The Summer Exhibition is currently on at The Royal Academy of Art. This is one of the social events of the year in the art world, providing artists with the opportunity to display their work at such a prestigious venue. Within the exhibition itself, we operate a gin bar that enhances the social theme of the exhibition, and we feel it is the perfect offer for a central London art gallery.
How important is speed of service?
Pelletier: Quick and efficient service is important, especially now as post-lockdown customers are more demanding than ever. To keep the service as quick as possible, we are focusing on best-sellers, product training, better organisation behind the scenes and management presence on the floor.
We have also launched pre-bookings for drinks packages, like our champagne trios, online. These are doing extremely well. This summer we have also done a wonderful Drinks Passport for Le Grande Unlock, which is a selection of beautiful cocktails and champagne by the glass, available for the staycation crowd over summer months.
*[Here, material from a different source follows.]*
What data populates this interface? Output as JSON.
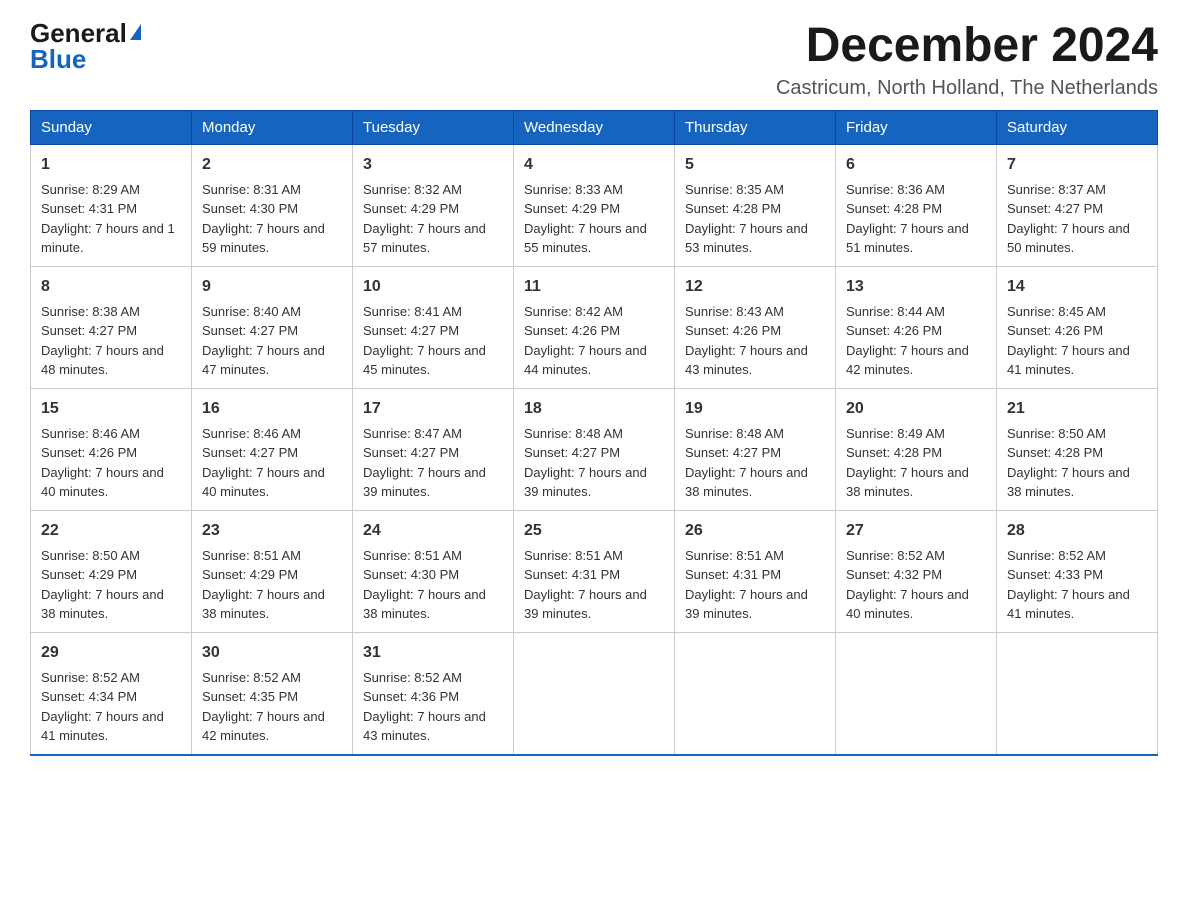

Boyton: Speed is critical, whether you are enjoying a seated lunch or dinner through to a bottle of beer before a football match. We are lucky enough to provide all options of alcohol service, including high-end cocktail lounges, cafés, restaurants and kiosk catering within stadiums. The key to a quick service is ensuring that the offer is fit for purpose concerning the client’s needs and the facilities you have available.
What foods go well served with alcohol?
Pelletier: For us, there is a champagne for any dish – it can be enjoyed with starters, mains and desserts. There are so many different champagne flavours, so it goes well with everything and our drinks team are always on hand with suggestions. A sec, for example, like Taittinger Nocturne, is perfect with dessert, while the crisp notes of Searcys Selected Cuvée pairs well with fish and a Veuve Clicquot Rosé with duck or cold meats.
Champagne is also great for cocktails. A very good example is our Searcys 1847, made with a mix of Grey Goose vodka, Grand Marnier and elderflower liqueur, topped with Searcys Selected Cuvée Brut and 23ct edible gold leaf. This will be our signature at 116 Pall Mall.
At Searcys, we pride ourselves on our product knowledge and we launched the UK’s first Champagne School in 2018. Since reopening, we have restarted our Champagne Masterclasses, which includes a three-course tasting menu paired with champagnes. We run them twice a month and they have been a sell-out so far.
Boyton: All foods go well with alcohol, they are natural partners. The vast majority of wines have their regional roots in complementing the local food on offer within each region globally. There is always a great pairing available for any food, be it a dry glass of sherry to go with something simple such as olives, through to a chilled tawny port with a decadent chocolate dessert.
What one tip would you offer on getting your alcohol offer right?
Pelletier: Make sure it is priced correctly, focused on margin, but also have a good look at your range, and maintain a balance between branded and craft, independent producers and suppliers. Also, it is important to offer a good, varied choice of drink options that change seasonally to keep up to date, but are carefully curated to match the target audience. Presentation is key, from glassware to garnishes to colours in the glass. It heightens the guest experience and looks great if they want to share on socials.
Boyton: Ensure you have quality available at every price point. Your house wine should be the best wine available at that price point, all the way up to your high-end burgundy whites or clarets.